Единственная проблема жизни в карьере состояла в том, что ни одна служба доставки не повезла бы сюда товары, так что почти каждый день Руфусу приходилось гонять машину в Полуденный. Однажды утром – он как раз проезжал мимо травяной полосы на обочине – дорогу ему пересекли две лошади, мчащиеся галопом. Все произошло очень быстро, но он мог бы поклясться, что у одной лошади бок в крови.
Руфус притормозил и вышел оглядеться. В самом деле, в пыли рядом со следами колес виднелись капли крови и следы неподкованных копыт. Разумеется, неподкованных: бегать по прерии без присмотра в этих краях могут только мустанги.
А затем до Руфуса донесся очень знакомый звук: визг дикой свиньи, всего в какой-нибудь сотне футов.
Пригорок перед ним загораживал обзор; но Руфус залез в кузов своего пикапа и оттуда увидел, как еще один конь отбивается от какого-то низкорослого врага, мелькающего сквозь траву и колючий кустарник. Руфус сразу все понял.
Он прыгнул в кабину и, съехав с дороги, поднялся на пригорок. Затем выхватил из-за сиденья винтовку, снова залез в кузов и зарядил. Отсюда ему был хорошо виден дикий кабан, что кружил вокруг мустанга и старался вонзить клыки ему в ногу. Мустанг пятился и бил по врагу передними ногами или, развернувшись, лягал задними. Оба зверя были забрызганы грязью. Нетрудно было догадаться, что идет спор за источник воды. Должно быть, лошади пришли попить к одной из канав со стоячей водой, где уже обосновался кабан.

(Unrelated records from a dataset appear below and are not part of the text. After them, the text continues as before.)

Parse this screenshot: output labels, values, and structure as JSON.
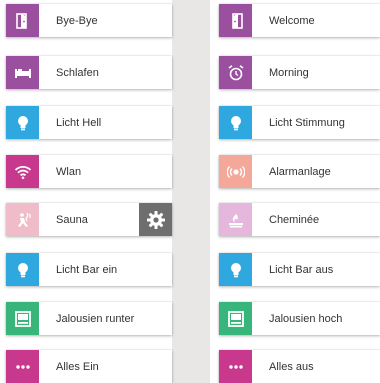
{
  "colors": {
    "purple": "#9b4f9f",
    "blue": "#2fa8e0",
    "magenta": "#c8388c",
    "pink_light": "#f0bcc9",
    "salmon": "#f4a89a",
    "lavender": "#e6b7dc",
    "green": "#37b57a",
    "gear_gray": "#6e6e6e",
    "page_bg": "#e9e7e6",
    "label_text": "#333333"
  },
  "left_buttons": [
    {
      "label": "Bye-Bye",
      "icon": "door-exit-icon",
      "color": "purple"
    },
    {
      "label": "Schlafen",
      "icon": "bed-icon",
      "color": "purple"
    },
    {
      "label": "Licht Hell",
      "icon": "lightbulb-icon",
      "color": "blue"
    },
    {
      "label": "Wlan",
      "icon": "wifi-icon",
      "color": "magenta"
    },
    {
      "label": "Sauna",
      "icon": "sauna-icon",
      "color": "pink_light",
      "has_settings": true,
      "settings_icon": "gear-icon"
    },
    {
      "label": "Licht Bar ein",
      "icon": "lightbulb-icon",
      "color": "blue"
    },
    {
      "label": "Jalousien runter",
      "icon": "blinds-icon",
      "color": "green"
    },
    {
      "label": "Alles Ein",
      "icon": "dots-icon",
      "color": "magenta"
    }
  ],
  "right_buttons": [
    {
      "label": "Welcome",
      "icon": "door-enter-icon",
      "color": "purple"
    },
    {
      "label": "Morning",
      "icon": "alarm-clock-icon",
      "color": "purple"
    },
    {
      "label": "Licht Stimmung",
      "icon": "lightbulb-icon",
      "color": "blue"
    },
    {
      "label": "Alarmanlage",
      "icon": "alarm-siren-icon",
      "color": "salmon"
    },
    {
      "label": "Cheminée",
      "icon": "fireplace-icon",
      "color": "lavender"
    },
    {
      "label": "Licht Bar aus",
      "icon": "lightbulb-icon",
      "color": "blue"
    },
    {
      "label": "Jalousien hoch",
      "icon": "blinds-icon",
      "color": "green"
    },
    {
      "label": "Alles aus",
      "icon": "dots-icon",
      "color": "magenta"
    }
  ]
}
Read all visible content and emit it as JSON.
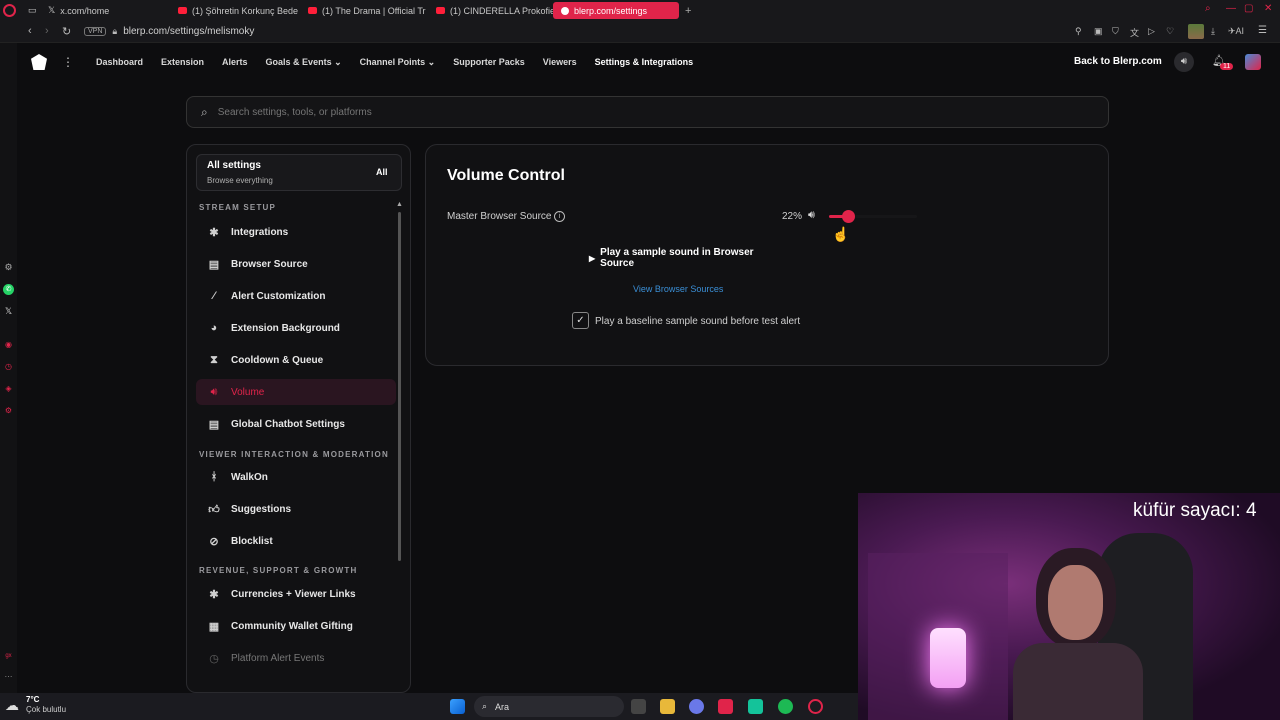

Звери явно дрались уже долго, оба устали. Время от времени останавливались и просто смотрели друг на друга. В одну из таких передышек Руфус выпустил кабану в сердце патрон 30-го калибра, и тот повалился, словно один из булыжников, что иногда с грохотом слетали со стены каньона.
Можно было ожидать, что при звуке выстрела мустанг стрелой помчится наутек. Нет: он вздрогнул, но не тронулся с места. Внимательно оглядев его через прицел, Руфус обнаружил, что это холощеный жеребец. Крайне странно для мустанга: как правило, дикие звери в прерии не делают друг другу хирургических операций. Более того, с шеи у коня свисал недоуздок. Старый, грязный, оборванный. Вот это уже нехорошо: он может за что-то зацепиться и обречь животное на долгую мучительную смерть.
Руфус понимал, что подходить к коню пока не стоит. Вместо этого сел в свой пикап и уехал прочь. К списку своих задач добавил новую – и, совершив экскурсию в ту часть ранчо, где все еще держали кое-какой скот, позаимствовал там несколько вязанок сена. По дороге домой на Мраморный карьер выбросил одну вязанку из грузовика на дорогу возле того места, где пристрелил кабана. Лошадей было не видно, но, вернувшись туда на следующий день, он обнаружил, что сено съедено. Поэтому оставил следующую вязанку в нескольких сотнях ярдов дальше по дороге, уверенный, что мустанги ее найдут. И действительно, как минимум один ее нашел.